Maineville eut une minute d’hésitation, poussa un soupir, et proféra enfin:

– Écoute, j’ai quelque chose comme deux cents pistoles qui s’ennuient dans mon porte-manteau. Fais-les voyager, cela nous rendra service à tous les trois: à toi qui auras de quoi voyager, aux pistoles qui verront du pays, et à moi qui ne serai plus tenté de jouer à la bassette [14] .

Le cœur sec de Maurevert eut comme un battement. Dans cet esprit de ténèbres, une lueur plus douce brilla un instant. Mais cette émotion dura le temps d’un éclair, et il se le reprocha violemment en se disant:

«Triple sot! Ton Maineville est en train de t’enferrer! Il est là pour savoir si tu conspires et te livrer ensuite. Ne t’a-t-il pas un jour menacé de sa dague si tu touchais au duc ou à son argent?»

En même temps qu’il pensait cela, Maurevert tendait sa main à Maineville et disait:

– Merci ami! C’est entre nous à la vie à la mort. Mais je n’userai pas de ta générosité. Je reste!

– Tu as tort! Je te dis que tu es véhémentement soupçonné de trahir. Demain, au point du jour, je recevrai peut-être l’ordre de te poignarder.

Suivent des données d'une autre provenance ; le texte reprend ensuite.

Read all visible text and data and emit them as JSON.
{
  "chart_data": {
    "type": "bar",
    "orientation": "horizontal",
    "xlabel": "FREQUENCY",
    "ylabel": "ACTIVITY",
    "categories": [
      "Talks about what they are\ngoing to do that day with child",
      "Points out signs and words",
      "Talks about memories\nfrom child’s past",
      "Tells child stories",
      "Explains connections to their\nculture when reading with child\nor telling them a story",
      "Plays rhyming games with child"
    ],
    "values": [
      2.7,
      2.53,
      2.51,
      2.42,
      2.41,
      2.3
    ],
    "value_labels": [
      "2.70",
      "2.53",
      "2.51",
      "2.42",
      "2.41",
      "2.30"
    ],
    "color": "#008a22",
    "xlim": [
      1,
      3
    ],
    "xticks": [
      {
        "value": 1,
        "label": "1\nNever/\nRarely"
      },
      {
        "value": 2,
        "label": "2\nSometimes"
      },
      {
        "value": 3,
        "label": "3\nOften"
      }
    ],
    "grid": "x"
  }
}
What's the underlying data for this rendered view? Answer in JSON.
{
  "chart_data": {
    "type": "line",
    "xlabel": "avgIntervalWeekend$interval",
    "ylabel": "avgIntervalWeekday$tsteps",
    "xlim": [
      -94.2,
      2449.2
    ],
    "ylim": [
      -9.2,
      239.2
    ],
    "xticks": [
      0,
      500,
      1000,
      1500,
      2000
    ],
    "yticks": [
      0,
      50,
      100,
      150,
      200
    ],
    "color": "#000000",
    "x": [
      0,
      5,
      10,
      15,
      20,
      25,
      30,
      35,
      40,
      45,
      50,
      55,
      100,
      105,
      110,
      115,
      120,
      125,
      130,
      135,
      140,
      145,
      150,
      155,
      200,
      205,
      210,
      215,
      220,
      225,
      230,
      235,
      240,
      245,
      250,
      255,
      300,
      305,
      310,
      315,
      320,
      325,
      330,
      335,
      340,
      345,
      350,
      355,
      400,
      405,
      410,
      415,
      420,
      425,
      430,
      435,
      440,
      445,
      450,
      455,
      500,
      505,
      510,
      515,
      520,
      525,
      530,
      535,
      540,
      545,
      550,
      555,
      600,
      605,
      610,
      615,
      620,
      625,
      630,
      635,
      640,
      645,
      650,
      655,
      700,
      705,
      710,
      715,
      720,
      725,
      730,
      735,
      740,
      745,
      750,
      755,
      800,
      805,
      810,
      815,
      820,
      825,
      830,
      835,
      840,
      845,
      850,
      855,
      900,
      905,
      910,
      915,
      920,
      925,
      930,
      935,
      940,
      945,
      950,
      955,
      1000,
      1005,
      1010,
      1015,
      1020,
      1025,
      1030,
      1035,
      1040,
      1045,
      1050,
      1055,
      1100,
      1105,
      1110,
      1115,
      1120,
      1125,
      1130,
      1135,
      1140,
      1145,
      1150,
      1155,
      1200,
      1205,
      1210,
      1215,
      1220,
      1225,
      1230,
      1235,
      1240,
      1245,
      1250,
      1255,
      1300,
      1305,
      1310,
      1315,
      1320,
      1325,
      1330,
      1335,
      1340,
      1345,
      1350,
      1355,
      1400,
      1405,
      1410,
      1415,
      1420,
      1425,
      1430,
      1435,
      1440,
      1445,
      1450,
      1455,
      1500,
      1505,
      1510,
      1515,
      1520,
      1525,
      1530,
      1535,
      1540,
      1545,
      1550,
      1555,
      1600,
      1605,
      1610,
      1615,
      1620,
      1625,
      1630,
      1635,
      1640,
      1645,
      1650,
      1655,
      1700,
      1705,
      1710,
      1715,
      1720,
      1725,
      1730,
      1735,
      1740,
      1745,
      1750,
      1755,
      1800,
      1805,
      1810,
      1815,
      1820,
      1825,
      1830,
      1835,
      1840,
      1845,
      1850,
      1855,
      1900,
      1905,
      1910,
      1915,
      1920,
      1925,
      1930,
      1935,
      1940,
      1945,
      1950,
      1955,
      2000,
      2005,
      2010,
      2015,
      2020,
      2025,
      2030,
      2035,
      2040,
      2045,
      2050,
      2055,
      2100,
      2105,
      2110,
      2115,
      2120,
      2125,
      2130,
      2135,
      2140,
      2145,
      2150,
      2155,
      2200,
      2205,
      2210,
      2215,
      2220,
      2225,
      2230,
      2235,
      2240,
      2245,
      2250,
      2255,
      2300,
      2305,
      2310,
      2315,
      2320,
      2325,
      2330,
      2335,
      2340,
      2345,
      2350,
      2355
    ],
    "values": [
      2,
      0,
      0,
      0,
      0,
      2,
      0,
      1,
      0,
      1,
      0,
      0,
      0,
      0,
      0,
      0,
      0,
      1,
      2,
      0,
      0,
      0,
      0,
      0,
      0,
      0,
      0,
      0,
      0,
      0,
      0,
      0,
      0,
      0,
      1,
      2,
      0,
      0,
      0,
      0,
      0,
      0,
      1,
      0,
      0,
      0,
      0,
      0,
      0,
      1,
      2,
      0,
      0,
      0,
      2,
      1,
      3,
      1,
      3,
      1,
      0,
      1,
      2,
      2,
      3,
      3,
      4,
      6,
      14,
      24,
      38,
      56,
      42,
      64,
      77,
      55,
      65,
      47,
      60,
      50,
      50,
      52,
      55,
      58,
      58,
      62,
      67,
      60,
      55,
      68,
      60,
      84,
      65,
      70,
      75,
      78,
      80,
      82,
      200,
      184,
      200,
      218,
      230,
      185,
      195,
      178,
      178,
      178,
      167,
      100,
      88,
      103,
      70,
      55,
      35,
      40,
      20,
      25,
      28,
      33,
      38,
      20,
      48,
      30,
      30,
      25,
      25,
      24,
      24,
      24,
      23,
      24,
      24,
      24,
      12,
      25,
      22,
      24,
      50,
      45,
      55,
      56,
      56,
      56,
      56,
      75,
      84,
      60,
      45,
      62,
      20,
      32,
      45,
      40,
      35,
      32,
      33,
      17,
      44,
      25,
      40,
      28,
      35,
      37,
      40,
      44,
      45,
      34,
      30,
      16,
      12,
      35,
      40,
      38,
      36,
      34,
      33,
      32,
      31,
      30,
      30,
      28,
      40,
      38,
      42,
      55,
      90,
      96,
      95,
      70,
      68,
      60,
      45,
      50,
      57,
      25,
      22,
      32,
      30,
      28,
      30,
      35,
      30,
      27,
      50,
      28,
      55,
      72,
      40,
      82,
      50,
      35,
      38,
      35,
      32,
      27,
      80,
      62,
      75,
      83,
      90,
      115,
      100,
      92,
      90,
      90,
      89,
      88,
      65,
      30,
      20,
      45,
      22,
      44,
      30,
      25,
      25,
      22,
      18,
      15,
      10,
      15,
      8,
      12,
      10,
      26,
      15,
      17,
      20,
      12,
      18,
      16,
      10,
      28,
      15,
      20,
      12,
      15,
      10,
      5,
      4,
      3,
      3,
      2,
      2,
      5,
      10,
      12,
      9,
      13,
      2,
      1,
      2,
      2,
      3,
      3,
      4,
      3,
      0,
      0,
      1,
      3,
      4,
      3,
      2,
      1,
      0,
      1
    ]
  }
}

Tu vois combien ce serait triste pour moi.

– Le ferais-tu donc?… Maineville, tu aurais le courage de frapper ton plus vieil ami?

– Oui, si on m’en donne l’ordre, dit Maineville.

Cette fois, Maurevert baissa la tête. La sincérité de Maineville était au-dessus de ce qu’il pouvait comprendre.

– À défaut de moi, reprit Maineville, Bussi, vingt autres le feront. En ce moment, tu vaux encore deux cents pistoles puisque je te les offre; dans deux ou trois heures, tu ne vaudras pas un sou parisis.

[13] Un blanc: une pièce blanche d’argent, c’est-à-dire de faible valeur (cinq deniers environ).


[14] La bassette: jeu de cartes entre un banquier et les joueurs.